Khan Academy has great articles. This is another good reference from MIT.

Scalar Multiplication

  1. Associative: (cd)A=c(dA)
  2. Distributive: c(A + B)=cA + cB and (c + d)A = cA + dA
  3. Identity: 1A = A
  4. Zero: 0A = O
  5. Closure: cA is a matrix of the same dimensions as A .

Note that scalar multiplication is not commutative: \color{red}{cA \ne Ac} !

Matrix Addition

  1. Commutative: A+B=B+A
  2. Associative: A+(B+C)=(A+B)+C
  3. Zero: For any matrix A , there is a unique matrix O such that A+O=A
  4. Inverse: \forall A,\ \exists! −A\ \mid\ A+(−A)=O
  5. Closure: A+B , is a matrix of the same dimensions as A and B .

Matrix Multiplication

  1. Associative: (AB)C=A(BC)
  2. Distributive: A(B+C)=AB+AC
  3. Identity: IA=A
  4. Zero: OA=O
  5. Inverse: Only if A is a square matrix, then A^{-1} is its inverse and AA^{-1} = A^{-1}A = I . Note that not all matrices are invertible.
  6. Dimension: If A is an m \times n matrix and B is an n \times k matrix then AB is an m \times k matrix.

Note that matrix multiplication is not commutative: \color{red}{AB \ne BA} !

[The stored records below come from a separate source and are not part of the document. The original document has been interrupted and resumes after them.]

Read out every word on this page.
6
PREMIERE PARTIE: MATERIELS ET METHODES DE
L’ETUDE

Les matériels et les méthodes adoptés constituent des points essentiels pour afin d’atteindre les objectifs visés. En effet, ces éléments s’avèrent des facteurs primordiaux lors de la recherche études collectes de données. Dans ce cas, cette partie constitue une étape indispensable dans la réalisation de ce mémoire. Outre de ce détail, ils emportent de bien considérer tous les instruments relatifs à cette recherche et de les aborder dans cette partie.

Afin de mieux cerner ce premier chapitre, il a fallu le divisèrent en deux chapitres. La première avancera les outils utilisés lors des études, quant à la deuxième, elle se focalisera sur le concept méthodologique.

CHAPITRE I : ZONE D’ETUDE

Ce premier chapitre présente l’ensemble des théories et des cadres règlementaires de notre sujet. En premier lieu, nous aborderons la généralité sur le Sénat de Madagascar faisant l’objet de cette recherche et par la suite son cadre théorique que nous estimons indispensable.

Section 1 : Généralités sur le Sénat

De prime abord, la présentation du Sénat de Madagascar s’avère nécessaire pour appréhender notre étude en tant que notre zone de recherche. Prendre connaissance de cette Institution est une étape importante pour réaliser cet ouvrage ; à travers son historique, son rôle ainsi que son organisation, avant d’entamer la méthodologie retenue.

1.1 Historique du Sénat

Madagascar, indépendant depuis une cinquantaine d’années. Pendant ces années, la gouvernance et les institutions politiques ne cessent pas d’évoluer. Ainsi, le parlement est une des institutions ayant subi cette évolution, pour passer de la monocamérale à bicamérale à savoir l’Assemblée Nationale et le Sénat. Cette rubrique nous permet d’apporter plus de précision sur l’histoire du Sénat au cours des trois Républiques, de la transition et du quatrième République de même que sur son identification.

Be careful: the equation AB = 0 does not necessarily mean that A = 0 or B = 0 and for a general matrix A , AB = AC \nRightarrow B = C , unless A is invertible.

Matrix Transpose

  1. Associative: (rA)^T = rA^T, r \in \mathbb{R}
  2. Distributive (into addition): (A + B)^T = A^T + B^T
  3. Distributive (into mult): (AB)^{T} = B^{T}A^{T}\ \color{red}{\blacktriangleleft \text{Note the reversal of terms}}
    Generalises to (ABC)^T = C^TB^TA^T
  4. Identity: I^T = I
  5. Inverse: (A^T)^T = A
  6. Name?: (A^T)^{-1} = (A^{-1})^T
  7. Name?: (A\vec x)^T = \vec x^TA^T\ \color{red}{\blacktriangleleft \text{Note the reversal of terms}}
  8. Name?: \mathrm{rank}(A) = \mathrm{rank}(A^T)
  9. If columns of A are LI then columns of A^TA are LI. A^TA is square and also invertible.

Matrix Inverse

  1. Associative (self with inverse): AA^{−1} = A^{−1}A = I
  2. Distributive (into scalar mult): (rA)^{−1} = r^{−1}A^{−1},\ r \ne 0
  3. Distributive (into mult): (AB)^{-1} = B^{-1}A^{-1}\ \color{red}{\blacktriangleleft \text{Note the reversal of terms}}
  4. Identity: I^{-1} = I
  5. Name?: (A^{-1})^{-1} = A
  6. Name?: (A^T)^{-1} = (A^{-1})^T

Matricies, Simultaneous Linear Equations And Reduced Row Echelon Form

References:

The set of linear equations: a_{11}x_1 + a_{12}x_2 + ... + a_{1n}x_n = b_1 a_{21}x_1 + a_{22}x_2 + ... + a_{2n}x_n = b_2 ... a_{m1}x_1 + a_{m2}x_2 + ... + a_{mn}x_n = b_m Can be represented in matrix form: \begin{bmatrix} a_{11} & a_{12} & \cdots & a_{1n} \\ a_{21} & a_{22} & \cdots & a_{2n} \\ \vdots & \vdots & \ddots & \vdots \\ a_{m1} & a_{m2} & \cdots & a_{mn} \\ \end{bmatrix} \begin{bmatrix} x_1 \\ x_2 \\ \vdots \\ x_n \\ \end{bmatrix} = \begin{bmatrix} b_1 \\ b_2 \\ \vdots \\ b_m \\ \end{bmatrix} Any vector \vec x , where A\vec x = \vec b , is a solution to the set of simultaneous linear equations. How can we solve this from the matrix. We create an augmented or patitioned matrix: \left[ \begin{array}{cccc|c} 1a_{11} & a_{12} & \cdots & a_{1n} & b_1\\ a_{21} & a_{22} & \cdots & a_{2n} & b_2 \\ \vdots & \vdots & \ddots & \vdots & \vdots \\ a_{m1} & a_{m2} & \cdots & a_{mn} & b_m\\ \end{array} \right] Next this matrix must be converted to row echelon form. This is where each row has the same or less zeros to the left than the row below. For example, the following matrix is in row echelon form: \begin{bmatrix} 1 & 2 & 3 & 4 \\ 0 & 1 & 2 & 3 \\ 0 & 0 & 0 & 1 \\ 0 & 0 & 0 & 2 \\ \end{bmatrix} But, this next one is not: \begin{bmatrix} 1 & 2 & 3 & 4 \\ 0 & 0 & 0 & 1 \\ 0 & 0 & 0 & 2 \\ 0 & 1 & 2 & 3 \\ \end{bmatrix} We go from a matrix to the equivalent in row-echelon form using elementary row operations:

  1. Row interchange: R_i \leftrightarrow R_j
  2. Row scaling: R_i \rightarrow kR_i
  3. Row addition: R_i \rightarrow R_i + kR_j

In row echelon form:

  1. All rows containing only zeros appear below rows with nonzero entries, and
  2. The first nonzero entry in any row appears in a column to the right of the first nonzero entry in any preceding row.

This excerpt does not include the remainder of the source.